Beginning with an invocatory shloka, the lead artiste rendered “Eesha Pahimam”, the Thyagaraja krithi set to Kalyani raga and rupaka tala, supplemented with some fluid and spontaneous kalpana swaras. A lilting “Nadathanumanisham” in Chittaranjani raga and adi tala, also a Thyagaraja krithi, followed.

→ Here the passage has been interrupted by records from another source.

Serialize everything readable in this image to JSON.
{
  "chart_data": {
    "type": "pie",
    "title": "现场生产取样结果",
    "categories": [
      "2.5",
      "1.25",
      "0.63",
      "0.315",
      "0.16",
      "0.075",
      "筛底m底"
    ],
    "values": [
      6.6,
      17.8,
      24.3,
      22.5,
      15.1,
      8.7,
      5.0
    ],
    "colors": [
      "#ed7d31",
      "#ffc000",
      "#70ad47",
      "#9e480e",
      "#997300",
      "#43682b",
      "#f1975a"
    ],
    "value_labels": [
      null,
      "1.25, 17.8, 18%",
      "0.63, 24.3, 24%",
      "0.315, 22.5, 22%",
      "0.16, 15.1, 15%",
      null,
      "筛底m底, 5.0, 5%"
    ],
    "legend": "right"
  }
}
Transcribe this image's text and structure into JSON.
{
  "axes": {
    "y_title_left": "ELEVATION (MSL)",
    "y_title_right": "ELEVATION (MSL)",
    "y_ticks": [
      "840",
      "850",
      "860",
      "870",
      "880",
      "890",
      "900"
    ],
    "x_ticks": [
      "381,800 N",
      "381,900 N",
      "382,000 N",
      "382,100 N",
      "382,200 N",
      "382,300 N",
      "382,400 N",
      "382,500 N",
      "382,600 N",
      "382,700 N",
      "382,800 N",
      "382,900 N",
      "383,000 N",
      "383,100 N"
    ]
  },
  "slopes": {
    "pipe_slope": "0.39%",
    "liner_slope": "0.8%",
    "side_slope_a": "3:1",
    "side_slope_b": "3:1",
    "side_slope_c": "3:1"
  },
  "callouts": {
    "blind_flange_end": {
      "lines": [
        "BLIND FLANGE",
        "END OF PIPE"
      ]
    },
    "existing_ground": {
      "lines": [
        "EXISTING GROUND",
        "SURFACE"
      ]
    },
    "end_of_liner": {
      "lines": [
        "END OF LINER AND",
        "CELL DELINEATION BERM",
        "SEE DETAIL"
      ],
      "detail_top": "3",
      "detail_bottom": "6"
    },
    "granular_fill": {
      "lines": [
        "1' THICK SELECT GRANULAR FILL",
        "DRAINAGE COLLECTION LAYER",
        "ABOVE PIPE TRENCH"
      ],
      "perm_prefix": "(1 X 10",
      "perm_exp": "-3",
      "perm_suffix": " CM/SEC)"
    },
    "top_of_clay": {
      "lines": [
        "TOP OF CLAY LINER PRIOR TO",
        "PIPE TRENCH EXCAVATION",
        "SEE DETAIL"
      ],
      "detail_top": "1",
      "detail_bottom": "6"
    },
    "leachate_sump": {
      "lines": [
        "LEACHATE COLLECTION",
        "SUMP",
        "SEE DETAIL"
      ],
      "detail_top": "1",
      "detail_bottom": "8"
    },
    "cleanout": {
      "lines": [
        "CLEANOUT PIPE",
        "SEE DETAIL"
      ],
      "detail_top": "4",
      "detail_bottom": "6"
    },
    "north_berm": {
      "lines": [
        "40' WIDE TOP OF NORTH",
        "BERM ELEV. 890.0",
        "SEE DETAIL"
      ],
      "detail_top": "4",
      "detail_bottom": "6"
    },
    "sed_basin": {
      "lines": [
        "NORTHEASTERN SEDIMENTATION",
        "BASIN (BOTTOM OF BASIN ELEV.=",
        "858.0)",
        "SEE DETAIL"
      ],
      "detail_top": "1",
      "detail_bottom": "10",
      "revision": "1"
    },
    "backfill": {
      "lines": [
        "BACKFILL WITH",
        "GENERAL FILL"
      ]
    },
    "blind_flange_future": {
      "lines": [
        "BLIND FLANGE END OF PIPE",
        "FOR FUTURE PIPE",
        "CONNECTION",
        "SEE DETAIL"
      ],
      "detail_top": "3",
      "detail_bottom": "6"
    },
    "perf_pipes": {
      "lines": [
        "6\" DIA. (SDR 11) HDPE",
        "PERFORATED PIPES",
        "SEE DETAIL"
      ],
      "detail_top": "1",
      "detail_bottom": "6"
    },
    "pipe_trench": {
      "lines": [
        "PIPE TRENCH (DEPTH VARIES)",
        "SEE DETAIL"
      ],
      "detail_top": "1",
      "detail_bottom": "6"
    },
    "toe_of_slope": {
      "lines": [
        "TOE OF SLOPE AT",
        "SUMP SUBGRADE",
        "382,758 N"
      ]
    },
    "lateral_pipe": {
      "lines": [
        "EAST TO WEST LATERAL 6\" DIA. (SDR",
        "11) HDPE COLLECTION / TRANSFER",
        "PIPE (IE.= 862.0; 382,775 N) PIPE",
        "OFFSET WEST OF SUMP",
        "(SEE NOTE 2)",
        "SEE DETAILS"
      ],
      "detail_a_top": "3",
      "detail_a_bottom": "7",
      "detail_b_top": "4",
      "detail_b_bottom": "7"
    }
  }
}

Poorvikalyani was taken up for an alapana of moderate length, suffused with lyrical beauty and studded with lustrous brigas, exemplifying the felicity of expression, richness and clarity of voice and improvisational prowess of the artiste. “Gangadhara Tripurahara”, Mysore Sadashiva Rao’s composition set to rupaka tala, which was supplemented with a short, but captivating neraval at “Ahibhushana Amaravana”. Kalpana swaras in the second speed ended with diminishing tala cycles at the gandhara, with superb support from the accompanying artistes.

The ensuing group rendition by disciples of the lead artiste included devotional and folk elements in “Shankar Kare Damaru Baje” and “Adubetta Idubettavo”. The thillana in Sumanesaranjini, which saw all artistes joining in, provided a rousing finale to the festival.